Both faith and idolatry begin with the recognition that to be human is to be a contingent being – that is, a creature that depends on something other than itself, alone, for its survival. But faith differs from idolatry in that it lives every moment as if this were true. Faith submits itself to God and other human beings, even to creation. And thus, “to faith” is to live freely within the contingent reality of existence. Idolatry, however, refuses to accept the truth of our need to depend on God, neighbors, and creation. And so – though it may feel and look like freedom – idolatry finds itself grasping at anything and everything that passes by – it grasps at the flesh, and thereby it loses its freedom to all of the external things of life.

Violence

Fear drives what I reckon to be the greatest idolatry active today: violence. The resort to violence places trust not in God, but rather puts its hope in our effort alone. Violence denies that, like Christ, we ought to submit ourselves to God, to each other, even to our enemies. It denies the power of resurrection as well, that God’s victory does not look like what we expect. To those who have faith in violence, the idea that Jesus’ crucifixion is a way to participate in freedom and to really live is foolishness pure and simple.

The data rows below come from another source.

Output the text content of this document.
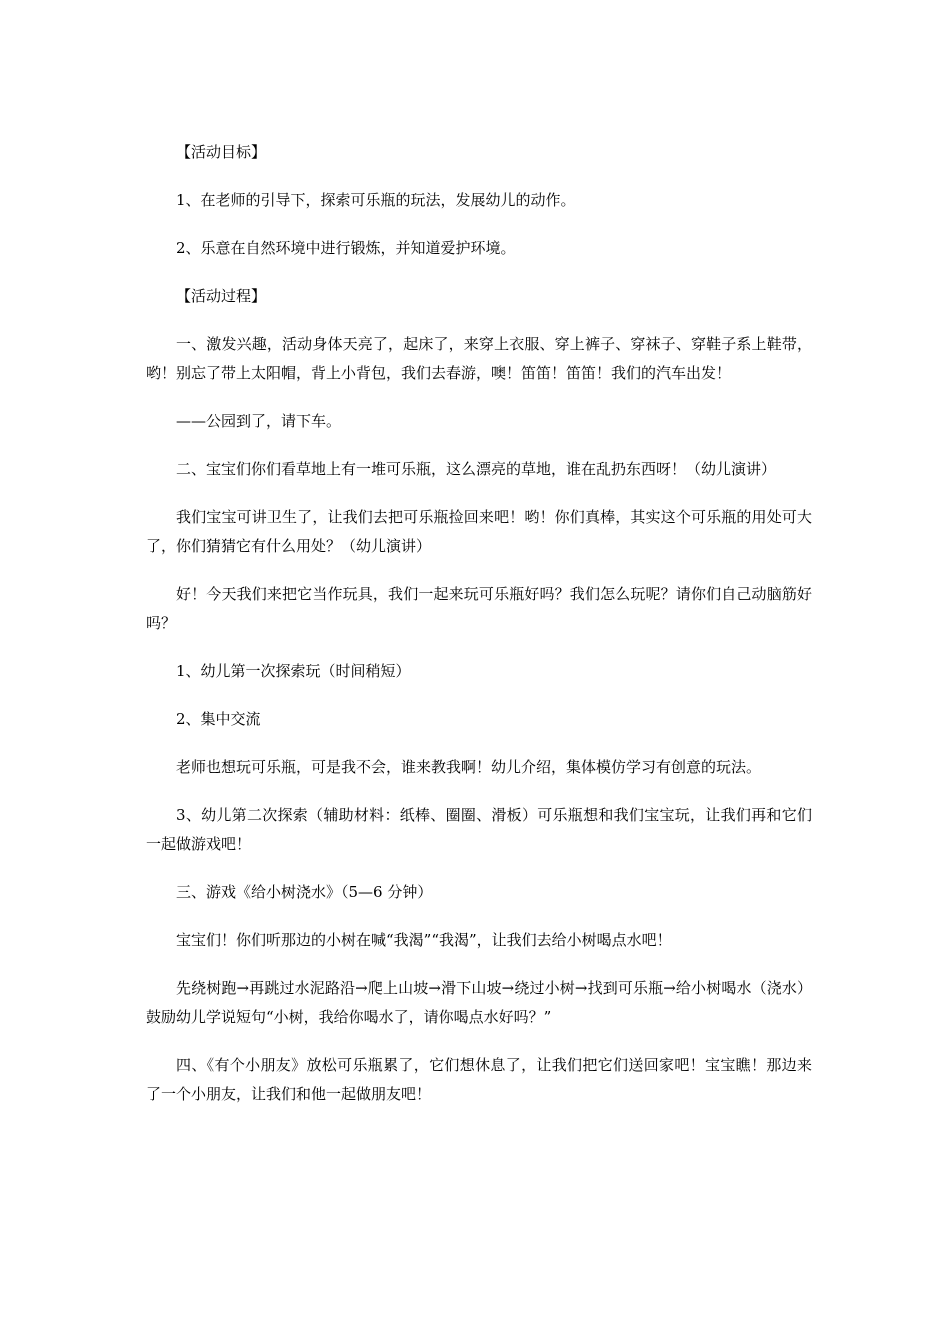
【活动目标】

1、在老师的引导下，探索可乐瓶的玩法，发展幼儿的动作。

2、乐意在自然环境中进行锻炼，并知道爱护环境。

【活动过程】

一、激发兴趣，活动身体天亮了，起床了，来穿上衣服、穿上裤子、穿袜子、穿鞋子系上鞋带，哟！别忘了带上太阳帽，背上小背包，我们去春游，噢！笛笛！笛笛！我们的汽车出发！

——公园到了，请下车。

二、宝宝们你们看草地上有一堆可乐瓶，这么漂亮的草地，谁在乱扔东西呀！（幼儿演讲）

我们宝宝可讲卫生了，让我们去把可乐瓶捡回来吧！哟！你们真棒，其实这个可乐瓶的用处可大了，你们猜猜它有什么用处？（幼儿演讲）

好！今天我们来把它当作玩具，我们一起来玩可乐瓶好吗？我们怎么玩呢？请你们自己动脑筋好吗？

1、幼儿第一次探索玩（时间稍短）

2、集中交流

老师也想玩可乐瓶，可是我不会，谁来教我啊！幼儿介绍，集体模仿学习有创意的玩法。

3、幼儿第二次探索（辅助材料：纸棒、圈圈、滑板）可乐瓶想和我们宝宝玩，让我们再和它们一起做游戏吧！

三、游戏《给小树浇水》（5—6 分钟）

宝宝们！你们听那边的小树在喊“我渴”“我渴”，让我们去给小树喝点水吧！

先绕树跑→再跳过水泥路沿→爬上山坡→滑下山坡→绕过小树→找到可乐瓶→给小树喝水（浇水）鼓励幼儿学说短句“小树，我给你喝水了，请你喝点水好吗？”

四、《有个小朋友》放松可乐瓶累了，它们想休息了，让我们把它们送回家吧！宝宝瞧！那边来了一个小朋友，让我们和他一起做朋友吧！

We, perhaps foolishly, are called to practice Christ’s faith, by ceasing to constantly try to take ownership of “the flesh,” the stuff of life. Instead we stand in the Spirit with empty hands, and submit ourselves to each other, to creation, and to God. Because of what Christ taught, how he lived, how he died, and that he rose again, we are free from fear and we are free to live foolishly.

Foolishness

And what happens when you live foolishly, unburdened by idolatry, free in the spirit of Christ? Paul says that you will live with love, joy, peace, patience, kindness, generosity, faithfulness, gentleness, and self-control. You might come to a little church in the center of the city to see friends, hear jazz, sing songs, eat donuts, and talk. You might serve breakfast way too early in the morning to a bunch of homeless folks, or make lunches and serve them at the park. You might end up raising funds for windows, weeding a garden, or helping design a bridal room. You might contribute bras to be strewn across the altar and donated to women in Africa. Or you might donate spa treatments, of all things, for boys and girls locked in cycles of gang violence.

Whatever you do, if you live and die with Christ, these things, and not fear, will be how you live. You may not be lead to live just as the world expects. It sounds ridiculous. And maybe it is.

May you be so blessed to be seen by the world as a fool.